Kliniğimde gebe muayenelerinde birinci sırada RCOG ve TC Sağlık Bakanlığı Ana Çocuk Sağlığı ve Aile Planlaması Genel Müdürlüğü’nün Doğum Öncesi Bakım İzlem Protokolü Genelgesi ekinde yer alan Doğum Öncesi Bakım Yönetimi Rehberi önerilerini alıyorum.

İngilizce’de “prenatal care” kavramı bizim dilimizde gebelik izlemi olarak ifade ediliyor. Gebelik izlemi konusunda hemen hemen her ülkenin belli aralıklarla gözden geçirilip yenilenen standartları vardır. Ülkemizde gebelik izlemi konusunda Türk Perinatoloji Derneği 2006 yılında bir standart hazırlamış ancak geçen zaman içinde bu standart güncelleştirilmemiştir. Ben gebe izleminde değişik ülkelerin standartlarını ülkemiz koşullarına uygulayarak izlediğim yolu ve anne baba adaylarına sunduğum önerilerimi bu bölümde derlemeye çalıştım.

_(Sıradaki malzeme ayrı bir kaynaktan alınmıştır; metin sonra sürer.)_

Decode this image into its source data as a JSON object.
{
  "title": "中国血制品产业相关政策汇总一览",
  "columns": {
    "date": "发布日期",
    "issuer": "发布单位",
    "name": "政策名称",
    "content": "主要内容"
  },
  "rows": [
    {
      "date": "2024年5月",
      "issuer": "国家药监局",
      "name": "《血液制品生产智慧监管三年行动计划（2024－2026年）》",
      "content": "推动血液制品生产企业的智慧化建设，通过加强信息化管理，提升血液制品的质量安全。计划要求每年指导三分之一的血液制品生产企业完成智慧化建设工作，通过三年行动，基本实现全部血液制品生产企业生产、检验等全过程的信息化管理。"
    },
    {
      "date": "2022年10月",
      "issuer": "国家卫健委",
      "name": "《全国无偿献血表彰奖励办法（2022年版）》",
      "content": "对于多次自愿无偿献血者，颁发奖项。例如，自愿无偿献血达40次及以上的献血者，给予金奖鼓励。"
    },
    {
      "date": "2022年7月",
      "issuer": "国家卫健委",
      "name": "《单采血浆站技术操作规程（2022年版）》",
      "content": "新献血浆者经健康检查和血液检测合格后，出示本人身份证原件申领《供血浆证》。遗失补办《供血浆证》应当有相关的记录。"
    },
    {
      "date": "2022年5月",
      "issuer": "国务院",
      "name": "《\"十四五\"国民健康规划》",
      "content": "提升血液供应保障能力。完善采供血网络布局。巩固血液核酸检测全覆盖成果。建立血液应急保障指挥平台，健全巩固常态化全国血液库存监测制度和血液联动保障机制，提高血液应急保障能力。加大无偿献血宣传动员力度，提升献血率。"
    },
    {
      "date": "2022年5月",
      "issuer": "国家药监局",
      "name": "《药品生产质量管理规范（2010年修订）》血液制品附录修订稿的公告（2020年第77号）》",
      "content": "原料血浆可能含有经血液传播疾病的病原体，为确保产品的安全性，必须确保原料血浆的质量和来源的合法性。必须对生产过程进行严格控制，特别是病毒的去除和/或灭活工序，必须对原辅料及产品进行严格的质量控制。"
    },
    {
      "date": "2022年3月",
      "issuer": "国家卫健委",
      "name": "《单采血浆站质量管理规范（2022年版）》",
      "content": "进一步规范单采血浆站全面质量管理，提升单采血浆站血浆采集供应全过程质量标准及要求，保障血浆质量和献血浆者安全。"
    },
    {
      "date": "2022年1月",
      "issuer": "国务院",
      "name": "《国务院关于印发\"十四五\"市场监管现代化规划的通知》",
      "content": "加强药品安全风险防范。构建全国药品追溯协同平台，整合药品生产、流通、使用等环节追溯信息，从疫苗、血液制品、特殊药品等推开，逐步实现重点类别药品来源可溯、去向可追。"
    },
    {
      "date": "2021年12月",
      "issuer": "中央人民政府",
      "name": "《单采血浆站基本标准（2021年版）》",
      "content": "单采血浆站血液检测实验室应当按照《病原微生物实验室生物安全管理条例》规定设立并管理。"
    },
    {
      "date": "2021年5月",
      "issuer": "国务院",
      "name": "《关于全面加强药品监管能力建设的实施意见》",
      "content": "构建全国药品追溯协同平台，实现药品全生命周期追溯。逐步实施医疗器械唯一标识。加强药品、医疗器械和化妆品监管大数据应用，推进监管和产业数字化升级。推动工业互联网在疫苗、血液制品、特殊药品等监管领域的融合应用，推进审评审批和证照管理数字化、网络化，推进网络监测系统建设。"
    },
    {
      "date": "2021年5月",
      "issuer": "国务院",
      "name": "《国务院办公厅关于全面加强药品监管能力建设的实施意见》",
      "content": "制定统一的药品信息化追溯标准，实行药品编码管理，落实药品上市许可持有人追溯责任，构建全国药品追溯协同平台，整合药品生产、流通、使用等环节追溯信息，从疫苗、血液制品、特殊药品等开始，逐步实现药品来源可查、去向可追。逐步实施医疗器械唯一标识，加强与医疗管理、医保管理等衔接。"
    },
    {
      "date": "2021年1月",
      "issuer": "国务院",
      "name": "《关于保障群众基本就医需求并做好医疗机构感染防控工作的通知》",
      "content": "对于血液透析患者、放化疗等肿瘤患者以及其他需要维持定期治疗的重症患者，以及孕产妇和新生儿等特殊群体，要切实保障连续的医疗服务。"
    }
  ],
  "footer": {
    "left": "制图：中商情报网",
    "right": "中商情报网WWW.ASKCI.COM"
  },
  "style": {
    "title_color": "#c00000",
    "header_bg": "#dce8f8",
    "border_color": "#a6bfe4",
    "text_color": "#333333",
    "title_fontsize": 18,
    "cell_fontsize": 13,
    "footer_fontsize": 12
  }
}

RCOG, açık adıyla Royal College of Obstetricians & Gynaecologists, İngiltere’nin kadın hastalıkları ve doğum hekimleri derneğidir. Yıllardır kadın hastalıkları ve doğum hekimliğimizde kullandığımız kılavuz niteliğinde kitapları sıkça güncellerler. Böylece en güncel haliyle doğru ve bilimsel tedavi yapma fırsatı sunar.

Ben de sizler için RCOG kılavuzlarındaki bilgileri anlaşılır tarzda Türkçe’ye çevireceğim.

Gebeliğin bir hastalık olmadığını düşündüğümden izlemlerimde psikolojinizi ön planda tutarım. Size hangi testleri hangi aylarda uygulayacağım, gebelikle ilgili genel bilgilendirme, gebelik takip ve doğumla ilgili ayrıca bilgi verilecektir. Tüm gebelerimiz ister sezaryen isterse normal doğum yapsınlar sağlıklı anne, bebek ve aile için doğumlarının coşkularında kendileri de söz sahibi olmalıdır.

Uygun doktor muayeneleri ile doğuma hazırlandığınız takdirde;

  • Doğum eylemiyle baş edebilmeyi öğrenip olumlu bir doğum deneyimi yaşayacaksınız.
  • Korku – Ağrı – Gerginlik döngüsünü kendi baş etme mekanizmalarınızla yok edebileceksiniz.
  • Ağrısız doğumu öğrenecek
  • Bebek bakımına yönelik beceriler kazanacak
  • Kendinizi güçlü hissedecek
  • Gebelik, doğum ve doğum sonrası dönemdeki duygusal durumlarınız ile baş etmeyi öğrenecek
  • Kendinizi anne ve babalığa hazır hissedecek
  • Eşiniz ile aranızda güçlü ilişkiler ve verimli bir işbirliği oluşturabileceksiniz.